My stomach twisted at the way he said my name. Like he was tasting it, savoring it.
“How do you even?—?”
Jace laughed, completely unbothered. “I told you I was gonna find you.”
I blinked at him, and his grin spread. “You left something behind, babycakes,” he murmured.
Before I could react, he reached forward, grabbing my wrist, flipping my palm face up, and dropped something into it.
I looked down.
My credit card.
I stared at it like it was a bomb about to explode.
“You—” My mouth opened, then closed, then opened again.
Jace just grinned.
I snatched my card up, fingers tightening around the plastic, staring at him as I tried to process what was happening.
I had been going to this class for months. He wasn’t in this class.
Which meant…
“You transferred in,” I blurted out, heart pounding.
He shrugged, like it was nothing. “Turns out I had some free time in my schedule.”
“Jace,” someone hissed from a few seats away. I turned and saw a guy with a baseball cap shaking his head, holding a notebook full of nothing but doodles of dicks. “Dude. Why the hell are you even here? You’re a junior. This is a freshman class.”

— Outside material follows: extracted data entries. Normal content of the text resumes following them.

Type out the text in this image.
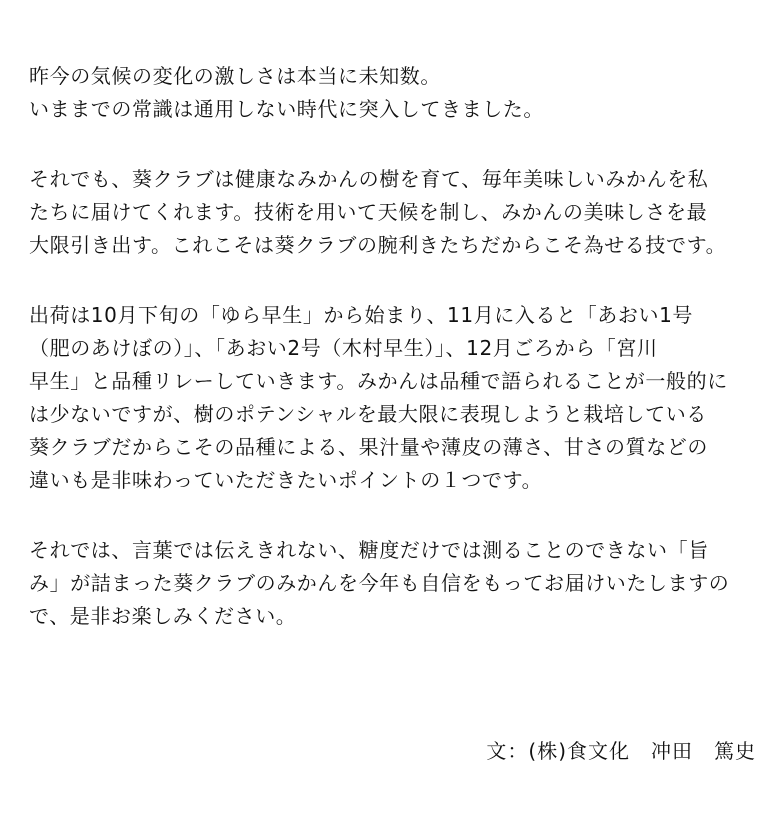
昨今の気候の変化の激しさは本当に未知数。
いままでの常識は通用しない時代に突入してきました。

それでも、葵クラブは健康なみかんの樹を育て、毎年美味しいみかんを私
たちに届けてくれます。技術を用いて天候を制し、みかんの美味しさを最
大限引き出す。これこそは葵クラブの腕利きたちだからこそ為せる技です。

出荷は10月下旬の「ゆら早生」から始まり、11月に入ると「あおい1号
（肥のあけぼの）」、「あおい2号（木村早生）」、12月ごろから「宮川
早生」と品種リレーしていきます。みかんは品種で語られることが一般的に
は少ないですが、樹のポテンシャルを最大限に表現しようと栽培している
葵クラブだからこその品種による、果汁量や薄皮の薄さ、甘さの質などの
違いも是非味わっていただきたいポイントの１つです。

それでは、言葉では伝えきれない、糖度だけでは測ることのできない「旨
み」が詰まった葵クラブのみかんを今年も自信をもってお届けいたしますの
で、是非お楽しみください。

文：(株)食文化　冲田　篤史
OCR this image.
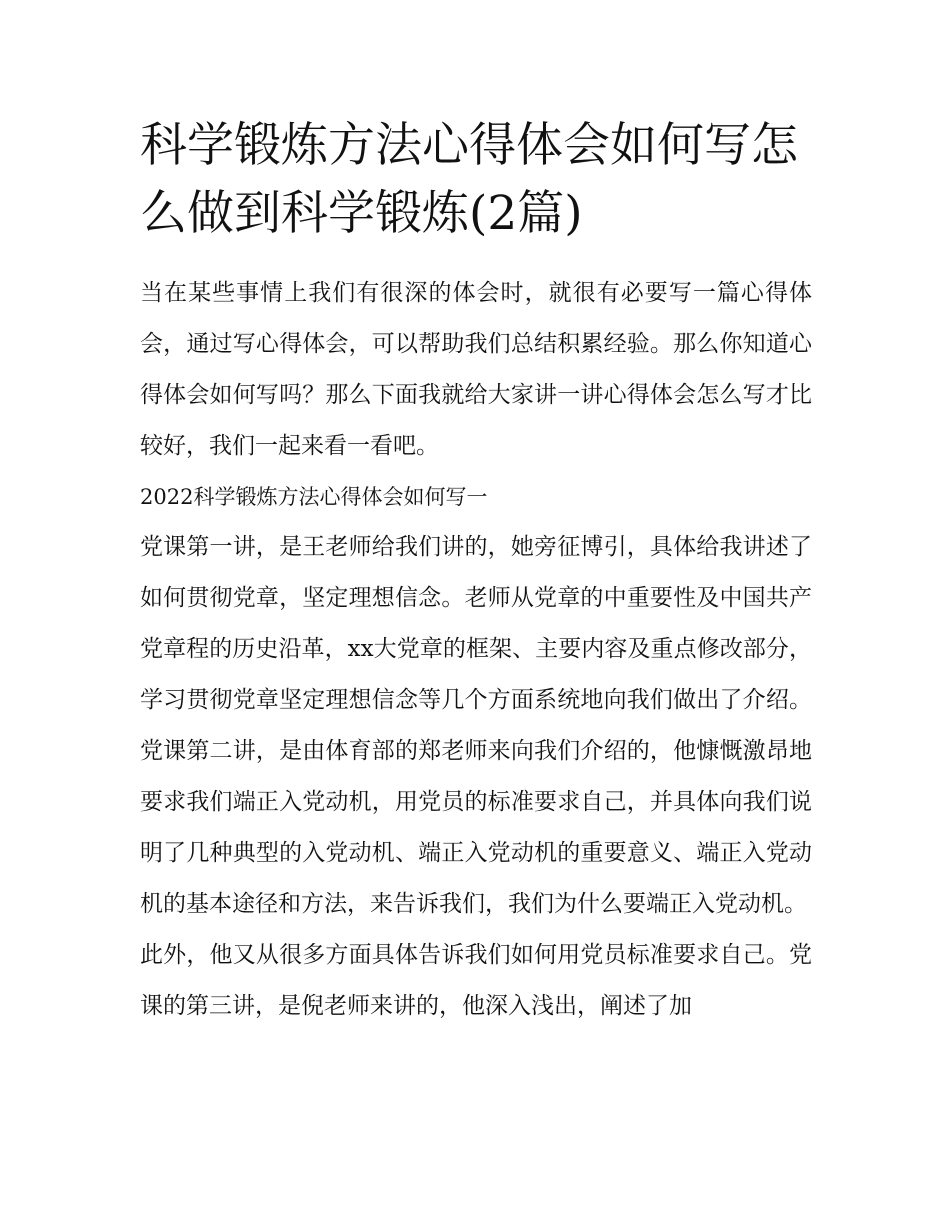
科学锻炼方法心得体会如何写怎么做到科学锻炼(2篇)

当在某些事情上我们有很深的体会时，就很有必要写一篇心得体会，通过写心得体会，可以帮助我们总结积累经验。那么你知道心得体会如何写吗？那么下面我就给大家讲一讲心得体会怎么写才比较好，我们一起来看一看吧。

2022科学锻炼方法心得体会如何写一

党课第一讲，是王老师给我们讲的，她旁征博引，具体给我讲述了如何贯彻党章，坚定理想信念。老师从党章的中重要性及中国共产党章程的历史沿革，xx大党章的框架、主要内容及重点修改部分，学习贯彻党章坚定理想信念等几个方面系统地向我们做出了介绍。党课第二讲，是由体育部的郑老师来向我们介绍的，他慷慨激昂地要求我们端正入党动机，用党员的标准要求自己，并具体向我们说明了几种典型的入党动机、端正入党动机的重要意义、端正入党动机的基本途径和方法，来告诉我们，我们为什么要端正入党动机。

此外，他又从很多方面具体告诉我们如何用党员标准要求自己。党课的第三讲，是倪老师来讲的，他深入浅出，阐述了加
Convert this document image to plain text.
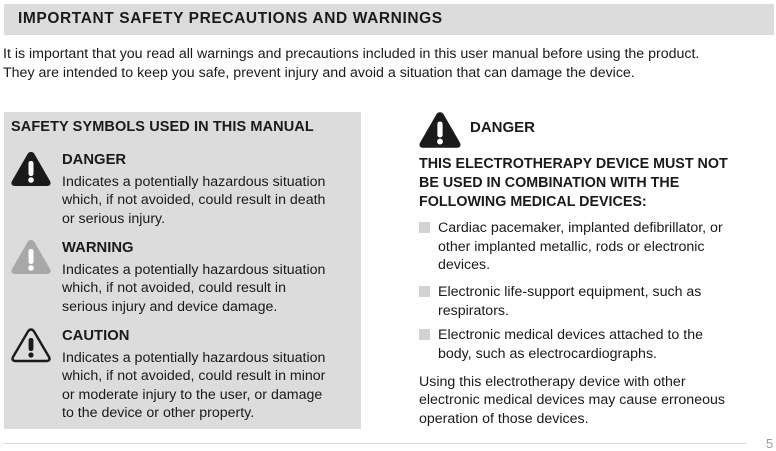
IMPORTANT SAFETY PRECAUTIONS AND WARNINGS
It is important that you read all warnings and precautions included in this user manual before using the product.
They are intended to keep you safe, prevent injury and avoid a situation that can damage the device.
SAFETY SYMBOLS USED IN THIS MANUAL
DANGER
Indicates a potentially hazardous situation
which, if not avoided, could result in death
or serious injury.
WARNING
Indicates a potentially hazardous situation
which, if not avoided, could result in
serious injury and device damage.
CAUTION
Indicates a potentially hazardous situation
which, if not avoided, could result in minor
or moderate injury to the user, or damage
to the device or other property.
DANGER
THIS ELECTROTHERAPY DEVICE MUST NOT
BE USED IN COMBINATION WITH THE
FOLLOWING MEDICAL DEVICES:
Cardiac pacemaker, implanted defibrillator, or
other implanted metallic, rods or electronic
devices.
Electronic life-support equipment, such as
respirators.
Electronic medical devices attached to the
body, such as electrocardiographs.
Using this electrotherapy device with other
electronic medical devices may cause erroneous
operation of those devices.
5
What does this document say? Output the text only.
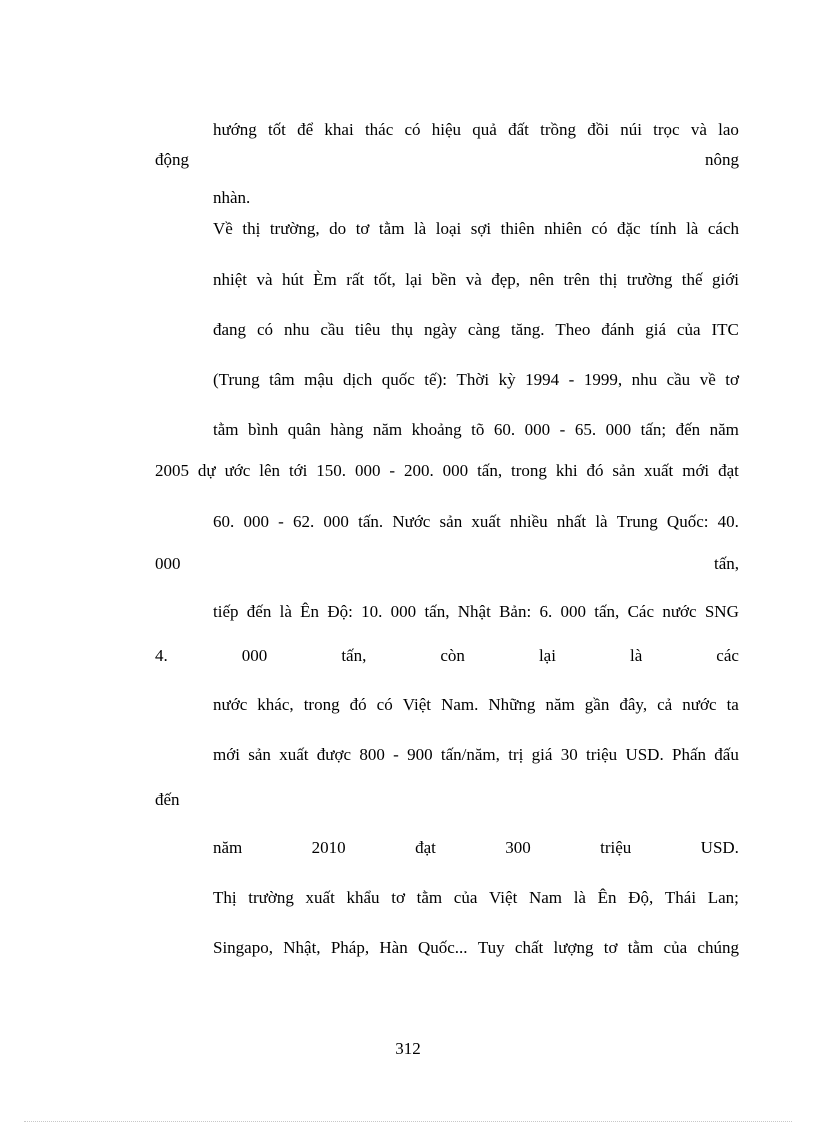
hướng tốt để khai thác có hiệu quả đất trồng đồi núi trọc và lao
động	nông
nhàn.
Về thị trường, do tơ tằm là loại sợi thiên nhiên có đặc tính là cách
nhiệt và hút Èm rất tốt, lại bền và đẹp, nên trên thị trường thế giới
đang có nhu cầu tiêu thụ ngày càng tăng. Theo đánh giá của ITC
(Trung tâm mậu dịch quốc tế): Thời kỳ 1994 - 1999, nhu cầu về tơ
tằm bình quân hàng năm khoảng tõ 60. 000 - 65. 000 tấn; đến năm
2005 dự ước lên tới 150. 000 - 200. 000 tấn, trong khi đó sản xuất mới đạt
60. 000 - 62. 000 tấn. Nước sản xuất nhiều nhất là Trung Quốc: 40.
000	tấn,
tiếp đến là Ên Độ: 10. 000 tấn, Nhật Bản: 6. 000 tấn, Các nước SNG
4.	000	tấn,	còn	lại	là	các
nước khác, trong đó có Việt Nam. Những năm gần đây, cả nước ta
mới sản xuất được 800 - 900 tấn/năm, trị giá 30 triệu USD. Phấn đấu
đến
năm	2010	đạt	300	triệu	USD.
Thị trường xuất khẩu tơ tằm của Việt Nam là Ên Độ, Thái Lan;
Singapo, Nhật, Pháp, Hàn Quốc... Tuy chất lượng tơ tằm của chúng
312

I turned back to Jace, waiting for his answer.
His eyes never left mine. His lips twitched, like he was holding back a laugh.
“What, can’t a guy expand his academic horizons?”
I narrowed my eyes.
“You’re stalking me,” I accused.
Jace’s smirk grew impossibly wider.
“That depends,” he said, his voice low…intimate. “Would you be into that?”
I flushed, hating that I felt warm all over.
I scanned the classroom, searching for another open seat—one that wouldn’t come with a six-foot-four, cocky, insufferable football player attached to it. My eyes landed on one near the middle of the room, a desk flanked by two already-occupied chairs. Perfect. No room for him to slide in beside me.
Keeping my expression neutral, I strode toward it, setting my bag down as I pulled the chair out. But before I could sit, a shadow loomed in front of me.
Jace.
Standing directly in front of the person next to the empty seat, his broad shoulders squared, his stance casual but somehow…menacing.
The poor guy barely hesitated before gathering his things and scrambling out of the seat like it had just burst into flames.
I gawked at Jace. “You’re ridiculous,” I muttered, stepping around him toward the desk, pretending like my heart wasn’t slamming against my ribs.